Though jazz music had its beginnings in the American post-war twenties, no other style of music has had such a lasting impression on popular media. We no longer hear jazz as we think of it in its purest form on popular radio, or talk about it at the proverbial water cooler, but that doesn’t mean classical jazz music isn’t all around us. Some of the many ways we are exposed to this music in everyday life are:
*Through movie soundtracks
*On children’s cartoons and entertainment
*During television and internet media commercials
*At restaurants, clubs and bars
*At dance halls, especially those hosting jazz dance nights
*On radio stations, both traditional and online streams
Indeed, classic jazz artists can find many great avenues for getting their music out to a large audience, even and perhaps most especially in the tech-driven world of today.
Jazz, Jazz Everywhere!
Whereas musicians in the 1920’s and 1930’s had to rely purely on performance, radio and print advertisement to make a name for themselves, modern jazz artists have a much larger platform.
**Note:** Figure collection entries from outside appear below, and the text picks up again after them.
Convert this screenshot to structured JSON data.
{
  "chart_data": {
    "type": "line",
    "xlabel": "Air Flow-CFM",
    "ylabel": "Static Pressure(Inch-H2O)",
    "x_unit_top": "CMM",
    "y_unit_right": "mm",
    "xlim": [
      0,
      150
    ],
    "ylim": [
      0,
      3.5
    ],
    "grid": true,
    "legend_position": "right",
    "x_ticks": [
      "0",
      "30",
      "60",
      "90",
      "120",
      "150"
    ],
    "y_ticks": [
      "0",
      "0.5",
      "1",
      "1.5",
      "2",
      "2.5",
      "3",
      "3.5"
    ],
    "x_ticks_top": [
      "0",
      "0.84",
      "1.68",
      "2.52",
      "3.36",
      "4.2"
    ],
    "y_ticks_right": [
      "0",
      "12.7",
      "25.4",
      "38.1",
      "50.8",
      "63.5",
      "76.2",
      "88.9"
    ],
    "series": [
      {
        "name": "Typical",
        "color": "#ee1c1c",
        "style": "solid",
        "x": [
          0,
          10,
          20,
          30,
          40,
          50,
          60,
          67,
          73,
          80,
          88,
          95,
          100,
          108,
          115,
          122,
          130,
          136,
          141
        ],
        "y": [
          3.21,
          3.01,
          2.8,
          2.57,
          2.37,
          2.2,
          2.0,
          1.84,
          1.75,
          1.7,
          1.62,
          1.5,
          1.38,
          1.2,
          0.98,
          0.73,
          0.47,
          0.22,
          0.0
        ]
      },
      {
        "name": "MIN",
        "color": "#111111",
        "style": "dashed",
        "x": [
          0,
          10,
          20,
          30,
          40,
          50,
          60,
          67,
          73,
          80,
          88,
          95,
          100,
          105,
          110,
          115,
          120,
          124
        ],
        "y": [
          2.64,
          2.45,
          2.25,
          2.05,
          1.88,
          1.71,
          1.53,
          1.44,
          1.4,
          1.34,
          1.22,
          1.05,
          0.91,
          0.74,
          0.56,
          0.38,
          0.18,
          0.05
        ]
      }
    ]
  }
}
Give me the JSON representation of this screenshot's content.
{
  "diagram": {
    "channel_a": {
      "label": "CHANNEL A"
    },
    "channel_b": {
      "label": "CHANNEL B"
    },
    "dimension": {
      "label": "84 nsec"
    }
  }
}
Even more localized performers enjoy a wide variety of avenues to success via social media, digital radio and other advancements of the modern day. Los Angeles artist Sylvia Brooks has her own website, where a reader can find numerous glowing reviews, quotes from local radio personalities, and other promotional material, as well as links to her listen to a sampling of her music. Hers is simply one example of how the digital age has given a face lift to a music style born nearly a century ago.
Though modern classic jazz artists do perform in a world where they can reach an audience across the globe with the click of a button, their musical stylings – rich with decades of heritage and devotion from fans of all ages – remain consistent. Perhaps that is what continues to make jazz music worth sharing in an era where it should be out of place, but isn’t.